Saudi’s new Crown Prince Mohammed bin Salman bin Abdulaziz, who recently replaced his cousin as next in line to the throne, ordered the donation.
“Saudi Arabia is committed to working closely with our aid partners to effectively address the cholera and general humanitarian situation in Yemen,” said Dr. Abdullah bin Abdulaziz Al-Rabeeah, an adviser at the royal court and general supervisor of King Salman Humanitarian Aid and Relief Center.
“We will continue to work with our partners across a broad range of humanitarian and relief efforts for the people of Yemen,” he added.
Ironically, Saudi Arabia has contributed to the instability – and by extension the cholera outbreak – in Yemen as part of the Arab coalition participating in the military offensive.
As a result of the ongoing conflict, more than 14.5 million people in Yemen do not have regular access to clean water and sanitation.
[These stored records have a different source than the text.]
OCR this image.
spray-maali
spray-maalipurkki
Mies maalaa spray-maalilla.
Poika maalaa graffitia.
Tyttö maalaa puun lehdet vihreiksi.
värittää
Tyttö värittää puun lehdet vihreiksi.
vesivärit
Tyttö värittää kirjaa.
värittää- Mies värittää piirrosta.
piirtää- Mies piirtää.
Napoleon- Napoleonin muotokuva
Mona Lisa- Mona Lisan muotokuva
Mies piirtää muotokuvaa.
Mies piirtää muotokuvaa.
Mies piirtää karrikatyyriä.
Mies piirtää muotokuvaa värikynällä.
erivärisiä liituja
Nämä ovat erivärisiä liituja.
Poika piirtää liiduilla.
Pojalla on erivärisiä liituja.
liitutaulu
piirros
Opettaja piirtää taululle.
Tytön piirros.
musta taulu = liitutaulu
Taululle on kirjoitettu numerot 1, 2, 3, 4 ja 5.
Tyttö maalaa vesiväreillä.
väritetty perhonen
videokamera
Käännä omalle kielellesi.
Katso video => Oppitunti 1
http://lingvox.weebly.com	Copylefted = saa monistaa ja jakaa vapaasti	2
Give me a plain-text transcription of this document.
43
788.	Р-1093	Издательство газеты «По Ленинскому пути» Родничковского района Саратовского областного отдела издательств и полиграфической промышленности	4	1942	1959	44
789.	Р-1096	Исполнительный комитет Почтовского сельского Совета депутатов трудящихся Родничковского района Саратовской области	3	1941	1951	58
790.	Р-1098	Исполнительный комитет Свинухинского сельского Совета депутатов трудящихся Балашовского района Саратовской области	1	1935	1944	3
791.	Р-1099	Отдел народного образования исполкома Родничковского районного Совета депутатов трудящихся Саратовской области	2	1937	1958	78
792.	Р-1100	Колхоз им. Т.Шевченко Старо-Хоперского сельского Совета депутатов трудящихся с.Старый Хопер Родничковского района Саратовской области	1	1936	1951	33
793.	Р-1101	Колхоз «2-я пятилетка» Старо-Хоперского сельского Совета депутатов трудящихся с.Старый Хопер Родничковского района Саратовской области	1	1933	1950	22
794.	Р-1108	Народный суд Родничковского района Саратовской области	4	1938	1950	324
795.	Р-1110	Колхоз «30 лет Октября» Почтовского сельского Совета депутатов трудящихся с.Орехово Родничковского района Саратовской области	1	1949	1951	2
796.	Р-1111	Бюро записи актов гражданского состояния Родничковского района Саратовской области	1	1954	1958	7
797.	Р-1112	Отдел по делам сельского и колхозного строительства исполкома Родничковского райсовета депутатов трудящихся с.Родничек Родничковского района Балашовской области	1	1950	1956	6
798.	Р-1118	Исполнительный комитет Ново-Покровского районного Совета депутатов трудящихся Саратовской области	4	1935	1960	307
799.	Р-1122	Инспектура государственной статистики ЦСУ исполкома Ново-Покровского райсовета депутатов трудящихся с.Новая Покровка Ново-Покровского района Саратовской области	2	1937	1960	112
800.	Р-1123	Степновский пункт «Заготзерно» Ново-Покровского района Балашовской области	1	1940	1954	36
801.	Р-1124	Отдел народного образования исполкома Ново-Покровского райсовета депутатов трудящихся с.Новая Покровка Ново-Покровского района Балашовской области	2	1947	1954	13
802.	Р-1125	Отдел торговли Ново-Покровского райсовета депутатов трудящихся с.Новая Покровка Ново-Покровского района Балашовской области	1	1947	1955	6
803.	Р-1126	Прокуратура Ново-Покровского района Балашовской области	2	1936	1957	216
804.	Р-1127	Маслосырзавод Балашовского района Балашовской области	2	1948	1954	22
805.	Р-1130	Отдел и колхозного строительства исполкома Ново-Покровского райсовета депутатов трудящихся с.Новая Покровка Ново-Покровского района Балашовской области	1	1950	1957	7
The sewers in the capital stopped functioning on 17 April, according to the BBC.
And ten days later, cholera had broken out.
The war has also prevented healthcare supplies reaching Yemen’s hospitals, charging the International Committee of the Red Cross to handle 20 percent of the cases.
Over 200,000 people have been affected by the outbreak, which has been declared the “world’s worst” by global health bodies. This figure is expected to rise to at least 300,000 by September, according to World Health Organization (WHO) Senior Medical Consultant Dr. Xavier de Radiguès.
The United Nations Children’s Fund along with WHO has outlined the difficulty controlling the spread of the disease, which is reportedly being contracted by more than 5,000 people in Yemen on a daily basis.
“Cholera is one form of acute, watery diarrhea, a symptom that can be caused by any number of bacteria, viruses and parasites,” Save The Children’s Caroline Anning told the Independent.
“In its most severe form, cholera is one of the swiftest lethal infectious diseases known – characterized by an explosive outpouring of fluid and electrolytes within hours of infection that, if not treated appropriately, can lead to death within hours. In places where drinking water is unprotected from fecal contamination, cholera can spread with stunning speed through entire populations.”
Cholera has already claimed the lives of 1,300 people, a quarter of which were children, officials said.